Si le bénéficiaire décède, la pension peut, sous certaines conditions, être reversée à son conjoint, ex-conjoint ou orphelins.


Les droits du conjoint

Pour bénéficier de cette pension de réversion, le conjoint doit remplir deux conditions :

  • ne pas s’être remarié
  • avoir été marié au moins 2 ans avant que le souscripteur ait atteint 55 ans ou ait cessé son activité relavant de l’IRCANTEC, ou bien avoir été marié au moins pendant 4 ans. Cette condition ne s’applique pas si un enfant au moins est issu du mariage, ou si le souscripteur a été titulaire d’une pension d’invalidité après son mariage.

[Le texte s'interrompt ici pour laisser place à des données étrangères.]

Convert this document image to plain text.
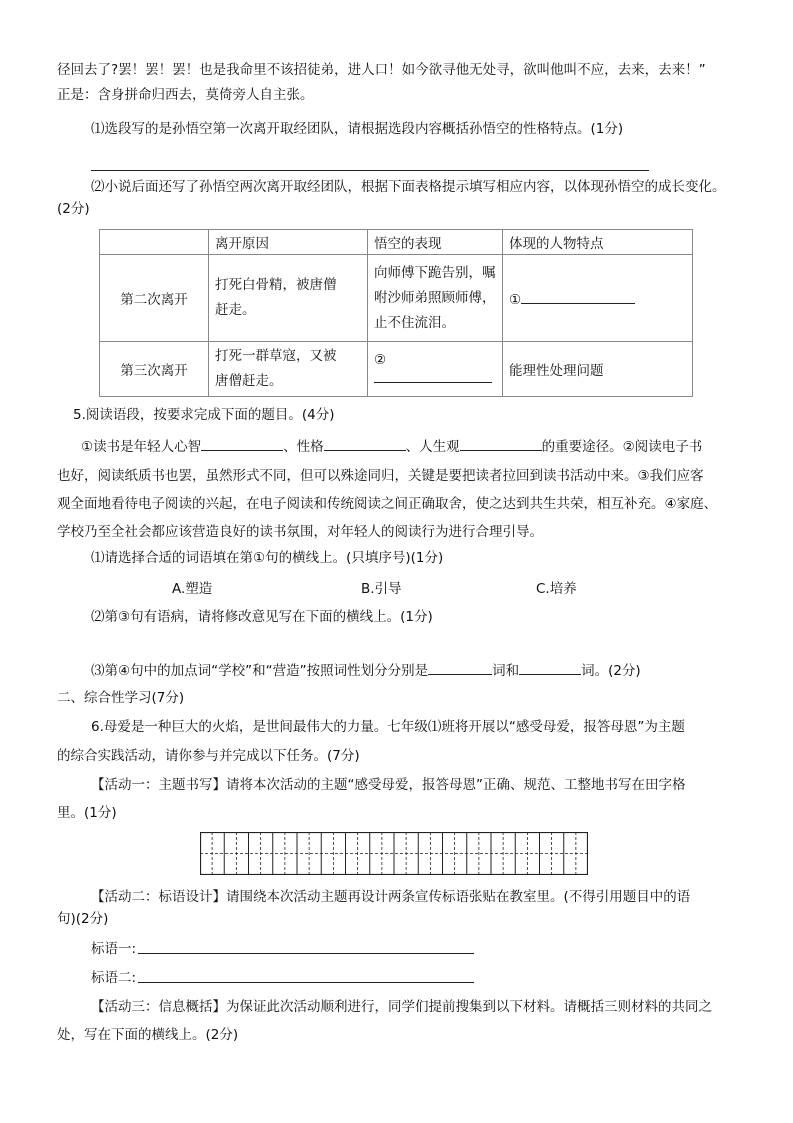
径回去了?罢！罢！罢！也是我命里不该招徒弟，进人口！如今欲寻他无处寻，欲叫他叫不应，去来，去来！”
正是：含身拼命归西去，莫倚旁人自主张。
⑴选段写的是孙悟空第一次离开取经团队，请根据选段内容概括孙悟空的性格特点。(1分)
⑵小说后面还写了孙悟空两次离开取经团队，根据下面表格提示填写相应内容，以体现孙悟空的成长变化。
(2分)
	离开原因	悟空的表现	体现的人物特点
第二次离开	打死白骨精，被唐僧赶走。	向师傅下跪告别，嘱咐沙师弟照顾师傅，止不住流泪。	①
第三次离开	打死一群草寇，又被唐僧赶走。	②	能理性处理问题
5.阅读语段，按要求完成下面的题目。(4分)
①读书是年轻人心智	、性格	、人生观	的重要途径。②阅读电子书
也好，阅读纸质书也罢，虽然形式不同，但可以殊途同归，关键是要把读者拉回到读书活动中来。③我们应客
观全面地看待电子阅读的兴起，在电子阅读和传统阅读之间正确取舍，使之达到共生共荣，相互补充。④家庭、
学校乃至全社会都应该营造良好的读书氛围，对年轻人的阅读行为进行合理引导。
⑴请选择合适的词语填在第①句的横线上。(只填序号)(1分)
A.塑造	B.引导	C.培养
⑵第③句有语病，请将修改意见写在下面的横线上。(1分)
⑶第④句中的加点词“学校”和“营造”按照词性划分分别是	词和	词。(2分)
二、综合性学习(7分)
6.母爱是一种巨大的火焰，是世间最伟大的力量。七年级⑴班将开展以“感受母爱，报答母恩”为主题
的综合实践活动，请你参与并完成以下任务。(7分)
【活动一：主题书写】请将本次活动的主题“感受母爱，报答母恩”正确、规范、工整地书写在田字格
里。(1分)
【活动二：标语设计】请围绕本次活动主题再设计两条宣传标语张贴在教室里。(不得引用题目中的语
句)(2分)
标语一:
标语二:
【活动三：信息概括】为保证此次活动顺利进行，同学们提前搜集到以下材料。请概括三则材料的共同之
处，写在下面的横线上。(2分)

Le montant de la pension de réversion est calculé sur la base de la moitié des points totalisés par le souscripteur, sans tenir compte de coefficient de minoration et dans une limite de 26 000 points.

Les droits de l’ex-conjoint
L’ex-conjoint, qu'il soit veuf ou divorcé, doit remplir deux conditions : Il doit ne pas s’être remarié et être âgé d’au moins 50 ans, sauf s'il avait à sa charge 2 enfants de moins de 21 ans ou majeur infirme à charge au moment du décès du conjoint ou ex-conjoint.
S'il existe un conjoint et un ou plusieurs ex-conjoints divorcés non remariés au moment du décès de l’affilié, la pension de réversion est divisée proportionnellement à la durée de chaque mariage respectif.
Le montant de la pension de réversion est calculé sur la base de la moitié des points totalisés par le souscripteur, sans tenir compte de coefficient de minoration et dans une limite de 26 000 points.

 

Le droit des orphelins
Pour bénéficier de cette pension de réversion, le ou les orphelins de père et de mère doivent être âgés de moins de 21 ans ou être atteints d’une infirmité permanente les empêchant de gagner leur vie.
Le montant de la pension de réversion pour chaque orphelin est égal à 20 % des droits acquis par le souscripteur sans tenir compte de coefficient de minoration.